I finally got it at the beginning of law school, and promptly lost it. Then my Mom found it a couple of months ago in one of my book bags, and it sat on my TBR pile at my apartment until yesterday when I picked it up and read it through until 5 this morning. Needless to say, I enjoyed it.

And now I will tell you why:

Synopsis:
It is fourteen years since Thursday Next pegged out at the 1988 SuperHoop, and the Special Operations Network has been disbanded. Using Swindon’s Acme Carpets as a front, Thursday and her colleagues Bowden, Stig and Spike continue their same professions, only illegally.
Of course, this front is itself a front for Thursday’s continued work at Jurisfiction, the Policing agency within BookWorld, and she is soon grappling with a recalcitrant new apprentice, an inter-genre war or two, and the inexplicable departure of comedy from the once-hilarious Thomas Hardy books.
As the Council of Genres decree that making books interactive will boost flagging readership levels, and Goliath attempts to perfect a trans-fictional tourist coach, Thursday finds herself in the onerous position of having to side with the enemy to destroy a greater evil that threatens the very fabric of the reading experience.
With Aornis Hades once again on the prowl, an idle sixteen-year-old son who would rather sleep in than save the world from the end of time, a government with a dangerously high stupidity surplus and the Swindon 'Stiltonistas' trying to muscle in on her cheese-smuggling business, Thursday must once again travel to the very outer limits of acceptable narrative possibilities to triumph against increasing odds.
 First off - if you haven't read the other books in the series ... well ... that's okay, actually - they seem to all wrap around and somehow make sense anyway ... thank the Chrono guard for that ... or can we now ...?
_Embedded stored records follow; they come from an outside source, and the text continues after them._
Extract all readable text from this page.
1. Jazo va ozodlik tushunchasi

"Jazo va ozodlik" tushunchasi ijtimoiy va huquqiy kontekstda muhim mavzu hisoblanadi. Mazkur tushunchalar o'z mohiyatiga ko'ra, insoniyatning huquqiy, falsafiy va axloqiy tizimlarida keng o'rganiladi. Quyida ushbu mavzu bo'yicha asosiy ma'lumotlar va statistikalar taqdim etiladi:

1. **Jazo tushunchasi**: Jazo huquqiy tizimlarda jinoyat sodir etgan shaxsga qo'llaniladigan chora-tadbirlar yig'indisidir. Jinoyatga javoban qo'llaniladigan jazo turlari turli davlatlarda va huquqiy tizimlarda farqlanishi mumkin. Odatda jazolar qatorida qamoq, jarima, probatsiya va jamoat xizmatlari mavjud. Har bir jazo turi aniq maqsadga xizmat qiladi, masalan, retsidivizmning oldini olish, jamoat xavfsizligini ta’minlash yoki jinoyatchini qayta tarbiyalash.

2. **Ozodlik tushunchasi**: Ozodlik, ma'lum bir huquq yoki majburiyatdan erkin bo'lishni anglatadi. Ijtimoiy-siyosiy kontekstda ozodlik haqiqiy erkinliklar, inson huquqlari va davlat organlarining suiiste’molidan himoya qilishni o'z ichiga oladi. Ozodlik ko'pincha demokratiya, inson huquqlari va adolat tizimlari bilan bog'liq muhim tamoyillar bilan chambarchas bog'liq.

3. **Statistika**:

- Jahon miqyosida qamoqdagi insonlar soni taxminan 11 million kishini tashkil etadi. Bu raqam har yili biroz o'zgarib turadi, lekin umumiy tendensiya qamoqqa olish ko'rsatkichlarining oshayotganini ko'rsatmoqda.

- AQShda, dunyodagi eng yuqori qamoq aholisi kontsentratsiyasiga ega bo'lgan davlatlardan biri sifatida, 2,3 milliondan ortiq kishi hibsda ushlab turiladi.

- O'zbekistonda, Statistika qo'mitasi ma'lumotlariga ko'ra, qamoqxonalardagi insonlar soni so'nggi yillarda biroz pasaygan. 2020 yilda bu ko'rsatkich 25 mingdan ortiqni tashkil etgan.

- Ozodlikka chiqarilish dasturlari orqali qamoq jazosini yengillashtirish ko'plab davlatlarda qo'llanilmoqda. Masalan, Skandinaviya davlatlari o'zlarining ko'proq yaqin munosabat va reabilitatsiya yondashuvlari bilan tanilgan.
The Thursday Next series is the height of absurdist fiction - it's hilarious, at times heavy handed, and generally a hilariously good time.

This one is set YEARS after the original 4 books, and Thursday's life is pretty ordinairy - married, kids, job ... or is it? She is is still hopping over to the book world all the time, still fixing all of fiction's huge problems, and still trying to balance this with being thee working wife and mother she is. Along the way there is more bald Dodo, no wooly mammoths in this one though, and a great cast of rememberable characters ... if in fact you do get to remember them at all ...

The hook of this series is the fact that Fforde grounds it in enough British realism as possible before diving headlong into the insanity that is his book world: and honestly, who wouldn't love the chance to go into the classic, throw pianos about and generally act out the book?

Fforde does get a little heavy handed with this one - you can see the frustration leap off the page every time he talks about how people don't read anymore, but it is done in such a funny way that you can't help but to agree with him (honestly - reality series set in Pride and Prejudice - you will laugh. Or cry. Especially when you discover Mrs. Bennet has been locked in the cupboard).

Fforde knows how to keep his readers engaged too - his website is full of fun tidbits and extras, and the covers are superb (at least the ones we get in Canada are - in this case, the American covers suck). He keeps readers engaged, even though it takes a while for the next book to come out.

I may not agree with all his politics, but I do like his books! And this is no exception!